The Centers for Medicare and Medicaid Services (CMS) issued a proposed rule entitled "Medicare Program; Requirements for the Medicare Incentive Reward Program and Provider Enrollment" on April 29, 2013. This proposed rule, particularly the language governing revocation of Medicare billing privileges, should be of real interest and concern to providers and suppliers participating in the Medicare program. Comments on the proposed rule are due to CMS by June 28, 2013. In addition, Paperwork Reduction Act (PRA) comments may be submitted to the Office of Information and Regulatory Affairs (OIRA) within 60 days.
CMS is attempting to expand its current revocation authority set forth in 42 CFR § 424.535. The preamble to the proposed rule highlights broad discretion that would be given to CMS, which many Medicare providers and suppliers may find particularly dangerous. CMS states in part:
"Our proposed new paragraph (a)(8)(ii) would permit revocation if we determine that the provider or supplier has a pattern of billing for services that do not meet Medicare requirements such as, but not limited to, the requirement that the service be reasonable and necessary.... We believe that our proposed revocation reason is important because it would place providers and suppliers on notice that they are under a legal obligation to always submit correct and accurate claims. Providers and suppliers would know that a failure to do so may result in revocation of their Medicare billing privileges if such failures establish a pattern of incorrect or inaccurate claims...
While we solicit comment on what should qualify as a "pattern or practice" under our proposed change, we envision that a common – though by no means the only – scenario in which [revocation] could apply would be one where a provider or supplier is placed on prepayment review and a significant number of its claims are denied for failing to meet medical necessity requirements over time...."
The revocation authority described in the proposed rule is broad and ill-defined. Under this proposal, a provider or supplier could have its billing privileges revoked based on initial claim determinations even though history demonstrates that a vast amount of claims are overturned during the appeal process. With the high "error rates" assessed by contractors on many providers and suppliers, there appears to be very little limitation as to when a revocation could occur.

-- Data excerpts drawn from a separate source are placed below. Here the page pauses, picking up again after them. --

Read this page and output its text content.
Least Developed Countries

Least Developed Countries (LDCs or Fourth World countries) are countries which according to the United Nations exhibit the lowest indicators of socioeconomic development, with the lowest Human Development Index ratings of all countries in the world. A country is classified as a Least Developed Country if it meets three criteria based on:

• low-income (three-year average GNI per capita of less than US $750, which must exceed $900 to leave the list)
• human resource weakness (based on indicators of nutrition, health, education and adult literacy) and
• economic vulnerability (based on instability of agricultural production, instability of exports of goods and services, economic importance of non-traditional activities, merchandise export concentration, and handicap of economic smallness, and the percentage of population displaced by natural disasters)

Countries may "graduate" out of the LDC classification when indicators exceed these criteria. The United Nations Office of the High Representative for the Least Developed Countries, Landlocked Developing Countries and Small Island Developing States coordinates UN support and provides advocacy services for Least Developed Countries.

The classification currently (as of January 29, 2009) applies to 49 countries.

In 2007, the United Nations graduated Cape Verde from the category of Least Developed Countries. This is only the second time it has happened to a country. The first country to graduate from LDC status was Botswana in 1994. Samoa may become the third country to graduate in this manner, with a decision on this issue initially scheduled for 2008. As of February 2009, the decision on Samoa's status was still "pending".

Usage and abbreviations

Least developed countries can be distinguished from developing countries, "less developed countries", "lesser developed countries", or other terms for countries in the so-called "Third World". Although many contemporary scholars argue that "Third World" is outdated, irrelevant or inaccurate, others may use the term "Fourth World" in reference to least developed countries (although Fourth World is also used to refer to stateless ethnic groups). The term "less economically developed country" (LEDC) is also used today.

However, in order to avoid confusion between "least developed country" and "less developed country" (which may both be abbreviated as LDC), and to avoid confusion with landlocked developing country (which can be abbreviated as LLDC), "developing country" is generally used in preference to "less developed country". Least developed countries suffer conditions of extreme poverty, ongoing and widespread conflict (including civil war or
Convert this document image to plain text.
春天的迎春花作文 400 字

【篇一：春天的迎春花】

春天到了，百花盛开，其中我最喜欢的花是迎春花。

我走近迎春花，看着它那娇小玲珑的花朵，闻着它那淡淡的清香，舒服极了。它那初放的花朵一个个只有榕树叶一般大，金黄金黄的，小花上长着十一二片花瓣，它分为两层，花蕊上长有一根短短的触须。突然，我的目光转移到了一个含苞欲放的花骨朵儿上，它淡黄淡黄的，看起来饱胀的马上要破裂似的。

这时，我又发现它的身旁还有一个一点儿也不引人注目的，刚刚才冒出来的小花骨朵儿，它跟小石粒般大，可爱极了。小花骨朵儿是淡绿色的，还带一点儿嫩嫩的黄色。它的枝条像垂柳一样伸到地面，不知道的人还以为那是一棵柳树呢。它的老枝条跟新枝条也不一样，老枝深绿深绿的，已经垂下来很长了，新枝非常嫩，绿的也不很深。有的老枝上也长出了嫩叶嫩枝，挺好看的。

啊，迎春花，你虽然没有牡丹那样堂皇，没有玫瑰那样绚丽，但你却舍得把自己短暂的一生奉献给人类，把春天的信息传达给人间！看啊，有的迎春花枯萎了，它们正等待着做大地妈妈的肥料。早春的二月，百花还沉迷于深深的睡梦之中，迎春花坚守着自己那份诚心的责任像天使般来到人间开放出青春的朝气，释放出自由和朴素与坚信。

Similar to the Zone Program Integrity Contractor (ZPIC) discretionary authority to suspend payments without appeal rights in accordance with 42 C.F.R. § 405.375(c), the discretionary revocation authority in the proposed rule is troublesome. Providers and suppliers should address due process concerns in their comments.
The proposed rule would also increase rewards paid to Medicare beneficiaries and others whose tips about suspected fraud lead to the recovery of funds. The Incentive Rewards Program (IRP) was enacted to encourage whistleblowers to report suspicious activity related to acts or omissions that constitute grounds for sanctions under the fraud and abuse provisions 1128, 1128A and 1128B of the Social Security Act. Under this proposed rule, CMS would increase the rewards for overpayment recoveries from 10 percent of the overpayments recovered in the case or $1,000, whichever is less, to 15 percent of the final amount collected applied to the first $66,000,000 for the sanctionable conduct. Eligibility is limited to the first individual who provides the specific information which leads to the collection of Medicare funds based on the sanctionable conduct. An individual would not be eligible for an IRP reward if he/she has filed a qui tam action under the False Claims Act. The determination as to whether an individual meets the reward criteria would be within the exclusive discretion of CMS.
In addition, the proposed rule would amend the definition of "enrollment" to clarify the distinction between enrollment for the sole purpose of ordering or certifying Medicare-covered items and services and enrollment granting a provider or supplier billing privileges; allow CMS to deny Medicare enrollment if the enrolling provider, supplier or owner thereof had an ownership relationship with a previously-enrolled provider or supplier that had a Medicare debt; allow CMS to deny enrollment or revoke billing privileges if the provider, supplier, owner or managing employee thereof was convicted of a felony within the past ten years; and limit the ability of ambulance suppliers to "back bill" for services prior to enrollment. The proposed rule would also limit the circumstances in which a revoked provider or supplier may submit a corrective action plan (CAP).
We are assisting clients in submitting comments on this proposed rule and encourage you to do the same.